Unless otherwise noted, all state information was sourced from 2017 data provided by http://www.RewardExpert.com.

It’s important to note that whether someone lives in one of these states or somewhere else altogether, unauthorized transactions are a threat to everyone. Here is a look at four tips that could help protect against unauthorized credit card transactions.

First, utilize your credit card company’s security features and tools.

When choosing a credit card, look for a card that provides an extra layer of security. Many credit card companies monitor spending behavior so that they can detect when a transaction seems out of the ordinary. If a suspicious activity occurs, the credit card company might automatically freeze the account and send notify of the activity.

Many credit card companies now offer security tools to prevent unauthorized credit card transactions as well. For example, the Regions LockIt mobile app gives users the ability to turn on and off categories of card transactions as many times as they want, and provides real-time messaging when transactions are declined due to controls set by the user.

Next, don’t give account numbers to anyone over the phone.

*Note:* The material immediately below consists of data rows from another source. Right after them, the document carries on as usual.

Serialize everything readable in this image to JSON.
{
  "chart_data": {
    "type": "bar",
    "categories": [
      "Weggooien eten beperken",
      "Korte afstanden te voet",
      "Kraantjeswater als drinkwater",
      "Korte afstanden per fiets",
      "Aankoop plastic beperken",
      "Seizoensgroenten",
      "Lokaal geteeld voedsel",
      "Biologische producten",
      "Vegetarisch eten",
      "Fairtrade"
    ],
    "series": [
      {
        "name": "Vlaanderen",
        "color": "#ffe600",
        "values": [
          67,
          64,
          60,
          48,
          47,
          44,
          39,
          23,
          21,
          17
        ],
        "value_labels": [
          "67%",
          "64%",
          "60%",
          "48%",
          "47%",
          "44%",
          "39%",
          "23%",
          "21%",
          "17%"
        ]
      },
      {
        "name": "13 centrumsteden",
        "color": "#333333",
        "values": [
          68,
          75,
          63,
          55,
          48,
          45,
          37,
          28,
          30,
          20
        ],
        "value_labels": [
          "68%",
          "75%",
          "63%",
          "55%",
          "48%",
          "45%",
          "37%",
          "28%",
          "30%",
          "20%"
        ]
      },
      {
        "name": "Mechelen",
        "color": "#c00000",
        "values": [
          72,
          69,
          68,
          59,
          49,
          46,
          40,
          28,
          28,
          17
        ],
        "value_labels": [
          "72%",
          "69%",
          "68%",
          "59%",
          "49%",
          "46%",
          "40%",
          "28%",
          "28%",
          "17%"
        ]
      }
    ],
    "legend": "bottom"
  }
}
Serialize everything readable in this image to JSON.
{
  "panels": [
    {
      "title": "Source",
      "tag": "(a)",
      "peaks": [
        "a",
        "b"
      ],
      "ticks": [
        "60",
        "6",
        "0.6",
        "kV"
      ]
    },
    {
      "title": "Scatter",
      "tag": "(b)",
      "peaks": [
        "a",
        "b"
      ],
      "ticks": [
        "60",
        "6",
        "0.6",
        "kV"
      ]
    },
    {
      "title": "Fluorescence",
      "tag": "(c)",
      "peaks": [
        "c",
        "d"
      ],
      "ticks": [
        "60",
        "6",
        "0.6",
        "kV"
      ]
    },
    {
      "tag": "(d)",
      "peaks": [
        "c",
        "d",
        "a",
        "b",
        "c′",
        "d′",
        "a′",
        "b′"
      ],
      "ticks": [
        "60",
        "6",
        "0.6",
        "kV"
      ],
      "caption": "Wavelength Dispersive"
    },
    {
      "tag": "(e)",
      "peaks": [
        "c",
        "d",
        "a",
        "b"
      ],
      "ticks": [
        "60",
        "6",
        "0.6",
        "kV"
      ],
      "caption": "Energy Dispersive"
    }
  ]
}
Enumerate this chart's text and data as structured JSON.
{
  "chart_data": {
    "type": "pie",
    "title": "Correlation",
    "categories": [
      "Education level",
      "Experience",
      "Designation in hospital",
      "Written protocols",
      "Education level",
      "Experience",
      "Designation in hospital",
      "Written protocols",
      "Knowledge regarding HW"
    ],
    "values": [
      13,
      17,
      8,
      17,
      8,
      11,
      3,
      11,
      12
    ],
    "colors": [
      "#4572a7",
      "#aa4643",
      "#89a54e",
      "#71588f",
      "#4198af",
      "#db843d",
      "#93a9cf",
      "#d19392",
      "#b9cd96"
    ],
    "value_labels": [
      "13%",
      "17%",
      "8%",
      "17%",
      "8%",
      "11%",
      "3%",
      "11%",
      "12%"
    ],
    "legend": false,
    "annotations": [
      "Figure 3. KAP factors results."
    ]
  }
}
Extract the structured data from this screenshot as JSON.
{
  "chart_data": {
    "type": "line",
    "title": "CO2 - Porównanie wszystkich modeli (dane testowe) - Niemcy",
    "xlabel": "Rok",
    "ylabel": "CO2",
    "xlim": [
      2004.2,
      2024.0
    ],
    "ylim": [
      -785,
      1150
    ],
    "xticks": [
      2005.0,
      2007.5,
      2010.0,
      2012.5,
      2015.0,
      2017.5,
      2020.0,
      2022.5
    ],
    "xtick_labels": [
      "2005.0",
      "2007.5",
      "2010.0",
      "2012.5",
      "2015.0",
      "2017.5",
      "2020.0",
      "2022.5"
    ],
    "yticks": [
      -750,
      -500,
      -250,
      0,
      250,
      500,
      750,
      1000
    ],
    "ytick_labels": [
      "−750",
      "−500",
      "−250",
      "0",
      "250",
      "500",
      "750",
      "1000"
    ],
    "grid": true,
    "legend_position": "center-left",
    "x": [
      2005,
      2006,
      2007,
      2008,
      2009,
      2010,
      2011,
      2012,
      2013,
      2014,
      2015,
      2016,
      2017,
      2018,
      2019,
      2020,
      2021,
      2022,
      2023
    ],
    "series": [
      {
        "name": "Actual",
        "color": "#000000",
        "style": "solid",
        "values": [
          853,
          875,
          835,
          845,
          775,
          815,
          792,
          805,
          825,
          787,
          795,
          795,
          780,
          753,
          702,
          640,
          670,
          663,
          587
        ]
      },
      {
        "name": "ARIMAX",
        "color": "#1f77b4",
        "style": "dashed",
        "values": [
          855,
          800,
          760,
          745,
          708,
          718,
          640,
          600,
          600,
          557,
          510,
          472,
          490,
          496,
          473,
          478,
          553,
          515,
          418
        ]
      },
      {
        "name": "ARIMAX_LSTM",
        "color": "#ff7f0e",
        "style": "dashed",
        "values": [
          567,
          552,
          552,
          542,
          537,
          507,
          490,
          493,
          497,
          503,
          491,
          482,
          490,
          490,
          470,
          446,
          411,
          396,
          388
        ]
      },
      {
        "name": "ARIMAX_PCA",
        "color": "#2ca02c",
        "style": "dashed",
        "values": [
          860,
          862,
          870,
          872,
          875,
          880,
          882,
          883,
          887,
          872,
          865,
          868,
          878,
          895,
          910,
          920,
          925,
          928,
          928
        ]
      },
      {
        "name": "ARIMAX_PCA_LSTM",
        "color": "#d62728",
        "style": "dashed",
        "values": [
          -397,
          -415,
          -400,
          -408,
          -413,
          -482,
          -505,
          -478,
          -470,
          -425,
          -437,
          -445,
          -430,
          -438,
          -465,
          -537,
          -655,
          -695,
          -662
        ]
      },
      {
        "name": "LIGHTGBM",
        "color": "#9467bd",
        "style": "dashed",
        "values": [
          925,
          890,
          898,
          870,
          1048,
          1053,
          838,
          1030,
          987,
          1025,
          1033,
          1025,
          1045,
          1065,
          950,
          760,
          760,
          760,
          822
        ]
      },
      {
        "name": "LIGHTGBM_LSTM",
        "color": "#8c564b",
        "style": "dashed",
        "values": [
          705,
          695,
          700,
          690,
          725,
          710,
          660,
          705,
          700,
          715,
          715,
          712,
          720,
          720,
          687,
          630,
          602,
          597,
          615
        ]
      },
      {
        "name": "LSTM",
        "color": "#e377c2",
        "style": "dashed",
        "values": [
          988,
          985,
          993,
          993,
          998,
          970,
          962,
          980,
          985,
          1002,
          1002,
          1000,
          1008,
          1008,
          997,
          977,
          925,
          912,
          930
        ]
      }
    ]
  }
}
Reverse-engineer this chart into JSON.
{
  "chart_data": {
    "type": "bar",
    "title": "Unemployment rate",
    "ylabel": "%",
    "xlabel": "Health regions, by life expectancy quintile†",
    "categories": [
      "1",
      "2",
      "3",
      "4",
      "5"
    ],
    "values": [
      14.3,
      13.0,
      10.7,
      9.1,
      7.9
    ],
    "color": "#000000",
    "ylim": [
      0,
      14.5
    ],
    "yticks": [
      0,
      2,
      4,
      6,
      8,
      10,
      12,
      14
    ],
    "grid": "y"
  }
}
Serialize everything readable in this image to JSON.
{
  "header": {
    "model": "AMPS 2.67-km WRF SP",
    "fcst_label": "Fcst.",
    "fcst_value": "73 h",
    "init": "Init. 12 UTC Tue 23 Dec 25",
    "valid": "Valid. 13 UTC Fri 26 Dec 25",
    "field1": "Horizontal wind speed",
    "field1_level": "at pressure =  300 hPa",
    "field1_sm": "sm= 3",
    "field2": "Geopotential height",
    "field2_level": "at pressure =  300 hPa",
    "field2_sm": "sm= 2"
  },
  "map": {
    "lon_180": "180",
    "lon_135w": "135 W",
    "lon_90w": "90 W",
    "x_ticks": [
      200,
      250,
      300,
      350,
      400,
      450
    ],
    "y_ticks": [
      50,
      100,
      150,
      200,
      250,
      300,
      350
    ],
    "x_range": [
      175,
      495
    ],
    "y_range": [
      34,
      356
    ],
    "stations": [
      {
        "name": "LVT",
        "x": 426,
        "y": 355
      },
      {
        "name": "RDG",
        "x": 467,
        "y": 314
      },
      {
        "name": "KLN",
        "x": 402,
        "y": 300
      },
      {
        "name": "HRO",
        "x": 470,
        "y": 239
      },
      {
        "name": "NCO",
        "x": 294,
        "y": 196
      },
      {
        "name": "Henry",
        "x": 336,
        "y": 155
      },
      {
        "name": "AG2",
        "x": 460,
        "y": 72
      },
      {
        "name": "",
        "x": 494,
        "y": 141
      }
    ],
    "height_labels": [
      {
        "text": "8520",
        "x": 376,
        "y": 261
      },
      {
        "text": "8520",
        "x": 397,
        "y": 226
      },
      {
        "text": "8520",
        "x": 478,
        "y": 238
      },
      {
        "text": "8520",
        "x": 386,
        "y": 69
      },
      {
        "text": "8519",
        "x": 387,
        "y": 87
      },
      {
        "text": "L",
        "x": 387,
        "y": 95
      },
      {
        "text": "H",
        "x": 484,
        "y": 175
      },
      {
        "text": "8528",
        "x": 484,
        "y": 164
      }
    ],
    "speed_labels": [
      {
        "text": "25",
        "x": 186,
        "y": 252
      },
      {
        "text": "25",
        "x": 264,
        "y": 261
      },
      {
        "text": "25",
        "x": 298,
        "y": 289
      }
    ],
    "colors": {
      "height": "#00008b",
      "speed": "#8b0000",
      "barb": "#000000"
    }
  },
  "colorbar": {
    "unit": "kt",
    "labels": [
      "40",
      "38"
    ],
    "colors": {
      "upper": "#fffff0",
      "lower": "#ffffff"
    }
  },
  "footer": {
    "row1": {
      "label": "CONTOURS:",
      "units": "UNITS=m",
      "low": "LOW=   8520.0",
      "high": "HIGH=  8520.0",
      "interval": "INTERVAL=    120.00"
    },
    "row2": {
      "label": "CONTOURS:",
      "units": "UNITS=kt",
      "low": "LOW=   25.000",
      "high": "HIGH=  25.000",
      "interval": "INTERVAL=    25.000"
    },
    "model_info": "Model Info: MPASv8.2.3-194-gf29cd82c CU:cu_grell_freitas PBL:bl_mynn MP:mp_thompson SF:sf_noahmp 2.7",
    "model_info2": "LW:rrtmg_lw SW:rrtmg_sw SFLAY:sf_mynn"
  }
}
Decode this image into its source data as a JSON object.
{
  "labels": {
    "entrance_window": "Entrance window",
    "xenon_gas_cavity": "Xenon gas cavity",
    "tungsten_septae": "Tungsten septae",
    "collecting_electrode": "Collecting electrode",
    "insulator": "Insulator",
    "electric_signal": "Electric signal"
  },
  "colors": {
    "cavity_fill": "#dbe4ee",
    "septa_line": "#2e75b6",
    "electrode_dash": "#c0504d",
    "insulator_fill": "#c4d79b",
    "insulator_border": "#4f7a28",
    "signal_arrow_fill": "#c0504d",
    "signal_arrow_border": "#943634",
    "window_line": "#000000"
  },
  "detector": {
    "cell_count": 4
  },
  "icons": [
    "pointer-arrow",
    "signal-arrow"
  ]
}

This is especially true when receiving an unsolicited phone call asking for credit card information. Some callers will claim the person has won a vacation or other prize and will ask for credit card information in order to complete the transaction. Never give a credit card account number to an unknown organization or caller.

Don’t carry all personal credit cards in one wallet.

It’s best for people to only carry the credit cards they’re actually going to use at any one time. Keeping all of their credit cards in the same wallet or bag makes it that much easier for someone to attain all of their sensitive information if it gets lost or stolen. Keep only one or two cards in a wallet and leave the rest in a safe place. Additionally, consider using a secure mobile wallet app, storing credit card information digitally and making purchases with the app at participating locations.

Review credit card statements each month.

Keep receipts and compare them to the monthly statement to make sure all of the charges are correct. If there are transactions for an incorrect amount or charges that were not made, report them right away to the credit card company.